RESEARCH SUMMERIES

3. IAN GLOVER, Institute of Archaeology, UCL.

Dr. Glover recently conducted excavations between February and March, 1993 at Bui Chau hill, locally known as the "citadel" of the former Cham capital of Tra Kieu (ancient Simapura) in the Tubon Valley of Central Vietnam. The general aim of the project is to investigate the relationship between the late prehistoric Iron Age Sa-Huynh Culture and the Indianized Cham Civilization of the early centuries of the Christian era. Excavations at Bui Chau Hill, Tra Kieu primarily yielded large quantities of pottery, broken bricks and roof tiles, in addition to an intact brick floor, a line of boulders (provisionally interpreted as part of early terracing of the steep slope of the Bui Chau hill), and other artifacts found only in small numbers (for example, beads, glass, bronze pieces, and iron socketed tool). The following interpretation of the sequence is quoted from Report to the British Academy's Committee for South-East Asian Studies on archaeological fieldwork in Vietnam, 1993 which Dr. Glover sent for summary inclusion.

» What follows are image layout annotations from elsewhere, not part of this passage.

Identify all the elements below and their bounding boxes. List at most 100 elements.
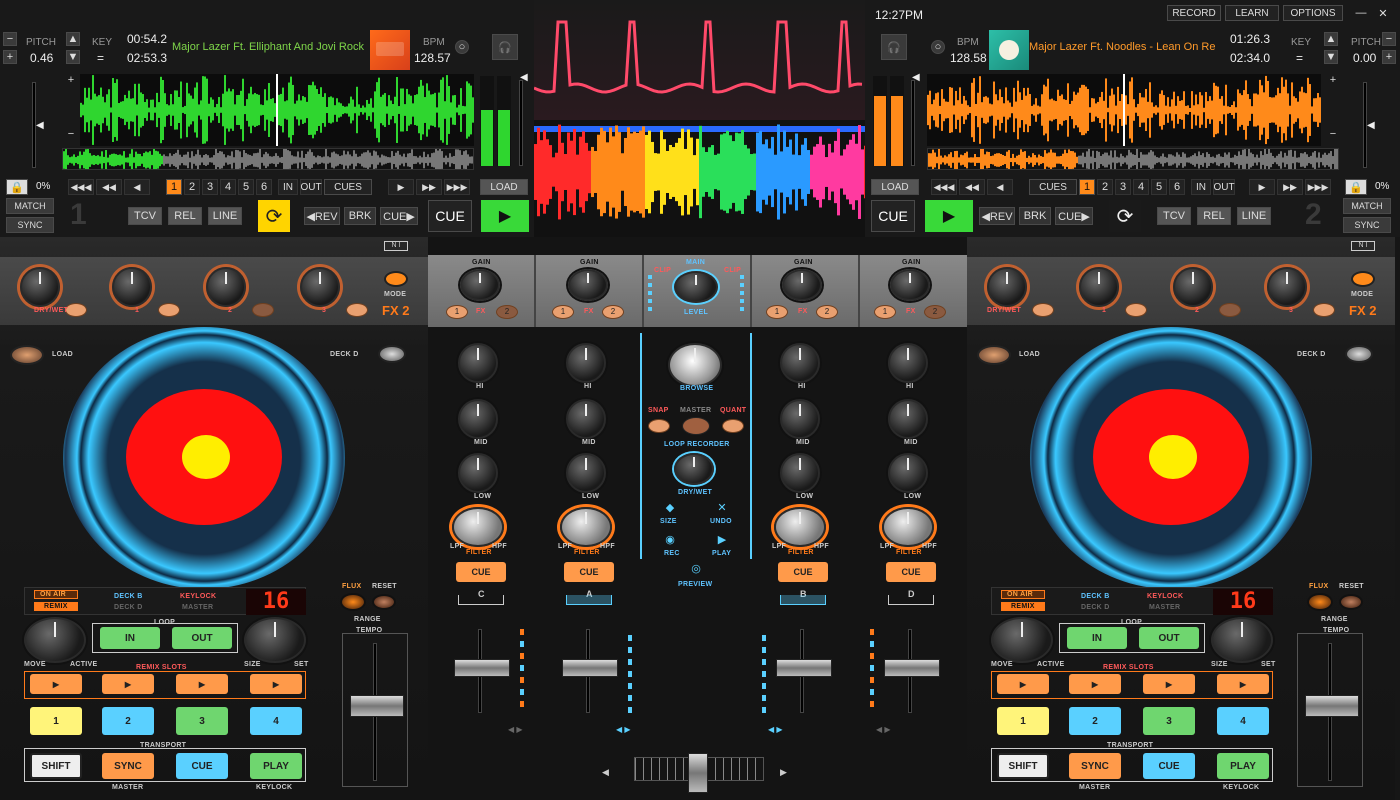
browse-encoder[interactable] [668, 343, 722, 387]
rec-button[interactable]: ◉ [660, 533, 680, 547]
fx-dry-wet-knob[interactable] [987, 267, 1027, 307]
cue-button[interactable]: CUE [886, 562, 936, 582]
pad-1[interactable]: 1 [30, 707, 82, 735]
loop-toggle-button[interactable]: ⟳ [1109, 200, 1141, 232]
pitch-up-button[interactable]: + [3, 50, 17, 64]
tcv-button[interactable]: TCV [1157, 207, 1191, 225]
remix-slot-1[interactable]: ▶ [30, 674, 82, 694]
flux-button[interactable] [1307, 593, 1333, 611]
hi-eq-knob[interactable] [458, 343, 498, 383]
mid-eq-knob[interactable] [458, 399, 498, 439]
zoom-out-button[interactable]: − [1327, 128, 1339, 140]
play-button[interactable]: ▶ [481, 200, 529, 232]
loop-out-button[interactable]: OUT [1139, 627, 1199, 649]
loop-in-button[interactable]: IN [278, 179, 298, 195]
brake-button[interactable]: BRK [344, 207, 376, 225]
remix-slot-1[interactable]: ▶ [997, 674, 1049, 694]
cue-button[interactable]: CUE [1143, 753, 1195, 779]
hi-eq-knob[interactable] [888, 343, 928, 383]
cues-button[interactable]: CUES [1029, 179, 1077, 195]
loop-out-button[interactable]: OUT [300, 179, 322, 195]
skip-back-button[interactable]: ◀◀◀ [931, 179, 957, 195]
cue-point-6[interactable]: 6 [1169, 179, 1185, 195]
remix-slot-4[interactable]: ▶ [1217, 674, 1269, 694]
loop-in-button[interactable]: IN [1067, 627, 1127, 649]
overview-waveform[interactable] [62, 148, 474, 170]
line-button[interactable]: LINE [1237, 207, 1271, 225]
play-button[interactable]: PLAY [250, 753, 302, 779]
fx-mode-button[interactable] [1351, 271, 1375, 287]
cue-point-2[interactable]: 2 [184, 179, 200, 195]
fx-2-knob[interactable] [1173, 267, 1213, 307]
brake-button[interactable]: BRK [1019, 207, 1051, 225]
fx-1-button[interactable] [1125, 303, 1147, 317]
loop-size-knob[interactable] [1211, 617, 1273, 663]
cue-point-2[interactable]: 2 [1097, 179, 1113, 195]
pad-2[interactable]: 2 [1069, 707, 1121, 735]
cue-point-1[interactable]: 1 [1079, 179, 1095, 195]
sync-button[interactable]: SYNC [1069, 753, 1121, 779]
deck-d-button[interactable] [378, 345, 406, 363]
fx-1-knob[interactable] [1079, 267, 1119, 307]
tempo-fader-cap[interactable] [350, 695, 404, 717]
fx-mode-button[interactable] [384, 271, 408, 287]
tempo-fader-cap[interactable] [1305, 695, 1359, 717]
pad-4[interactable]: 4 [1217, 707, 1269, 735]
lock-button[interactable]: 🔒 [6, 179, 28, 195]
fx-1-button[interactable] [158, 303, 180, 317]
fx-3-knob[interactable] [1267, 267, 1307, 307]
pitch-down-button[interactable]: − [3, 32, 17, 46]
cue-button[interactable]: CUE [778, 562, 828, 582]
loop-size-knob[interactable] [244, 617, 306, 663]
gain-knob[interactable] [460, 269, 500, 301]
loop-in-button[interactable]: IN [100, 627, 160, 649]
cue-point-1[interactable]: 1 [166, 179, 182, 195]
pitch-down-button[interactable]: − [1382, 32, 1396, 46]
filter-knob[interactable] [560, 507, 612, 547]
fx-2-assign-button[interactable]: 2 [924, 305, 946, 319]
loop-toggle-button[interactable]: ⟳ [258, 200, 290, 232]
fx-2-assign-button[interactable]: 2 [816, 305, 838, 319]
fx-1-assign-button[interactable]: 1 [552, 305, 574, 319]
cue-point-3[interactable]: 3 [202, 179, 218, 195]
load-button[interactable]: LOAD [480, 179, 528, 195]
forward-button[interactable]: ▶ [388, 179, 414, 195]
forward-button[interactable]: ▶ [1249, 179, 1275, 195]
master-button[interactable] [682, 417, 710, 435]
skip-forward-button[interactable]: ▶▶▶ [1305, 179, 1331, 195]
pad-4[interactable]: 4 [250, 707, 302, 735]
rewind-button[interactable]: ◀◀ [96, 179, 122, 195]
channel-fader-cap[interactable] [562, 659, 618, 677]
key-up-button[interactable]: ▲ [66, 32, 80, 46]
volume-slider[interactable] [519, 80, 523, 166]
headphone-cue-button[interactable]: 🎧 [881, 34, 907, 60]
filter-knob[interactable] [882, 507, 934, 547]
fx-3-knob[interactable] [300, 267, 340, 307]
preview-button[interactable]: ◎ [686, 562, 706, 576]
key-down-button[interactable]: ▼ [1324, 50, 1338, 64]
play-button[interactable]: ▶ [925, 200, 973, 232]
pad-3[interactable]: 3 [1143, 707, 1195, 735]
flux-button[interactable] [340, 593, 366, 611]
cue-button[interactable]: CUE [871, 200, 915, 232]
low-eq-knob[interactable] [458, 453, 498, 493]
fast-forward-button[interactable]: ▶▶ [1277, 179, 1303, 195]
load-button[interactable] [10, 345, 44, 365]
low-eq-knob[interactable] [780, 453, 820, 493]
main-level-knob[interactable] [674, 271, 718, 303]
rel-button[interactable]: REL [1197, 207, 1231, 225]
zoom-out-button[interactable]: − [65, 128, 77, 140]
reverse-button[interactable]: ◀REV [304, 207, 340, 225]
minimize-button[interactable]: — [1353, 5, 1369, 21]
channel-fader-cap[interactable] [884, 659, 940, 677]
zoom-in-button[interactable]: + [1327, 74, 1339, 86]
options-button[interactable]: OPTIONS [1283, 5, 1343, 21]
sync-button[interactable]: SYNC [6, 217, 54, 233]
shift-button[interactable]: SHIFT [30, 753, 82, 779]
cue-button[interactable]: CUE [456, 562, 506, 582]
back-button[interactable]: ◀ [987, 179, 1013, 195]
hi-eq-knob[interactable] [566, 343, 606, 383]
fx-dry-wet-button[interactable] [65, 303, 87, 317]
fx-1-assign-button[interactable]: 1 [874, 305, 896, 319]
sync-button[interactable]: SYNC [1343, 217, 1391, 233]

"Before we get radiocarbon dates for the lower part of the sequence, and study the pottery and other finds in some detail, it is difficult at present to offer much in the way of interpretation of excavated sequence. Cham archaeology, other than the study of sculpture, standing buildings and inscriptions is still little known and only Nguyen Chieu has excavated and published (in Vietnamese) a small body of material comparable to that found by us at Tra Kieu. However, it seems clear form the abundant pottery, brick and tiles, and absence of dressed stone and fragments of statuary that we were excavating on a secular settlement site, or at least among ancient buildings other than temples, of which the French archaeologists Parmentier, Maspero and Claeys identified, and the latter partly excavated many on the Bui Chau hill at Tra Kieu between 1918 and the 1930s. many of their finds of stone statuary, altar bases, Siva lingam and yoni stones are the principal ornaments of the Cham Museum at Danang, and finds of these are still commonly made by the villagers of the different hamlets at Tra Kieu. A fine 11th century apsara was found during agricultural work only a few hundred metres from our excavation trench while we were at Tra Kiue.

Despite the find of the possible Indo-Roman sherd near the base of the trench it is my present estimate that our sequence does not start earlier than about 6th-7th Century AD, and continues up to at least the 17th-18th Centuries, although there is very little material which can be dated so late and that is all in the disturbed garden soil and recent pits. It also seems that the bulk of the finds might belong to the 9th-12th centuries which is probably the time when the Cham Kingdom of Simapura was at the height of its power and was able to raid, and temporarily subjugate parts of the Dai Viet states of the Red River Delta, and also sack Angkor in Cambodia.

Whether or not we have a clear ceramic link with the Sa-Huynh culture is not clear to me at the moment... Only accurate dating and more analysis of the body of ceramic evidence will help us resolve this question" (p.4).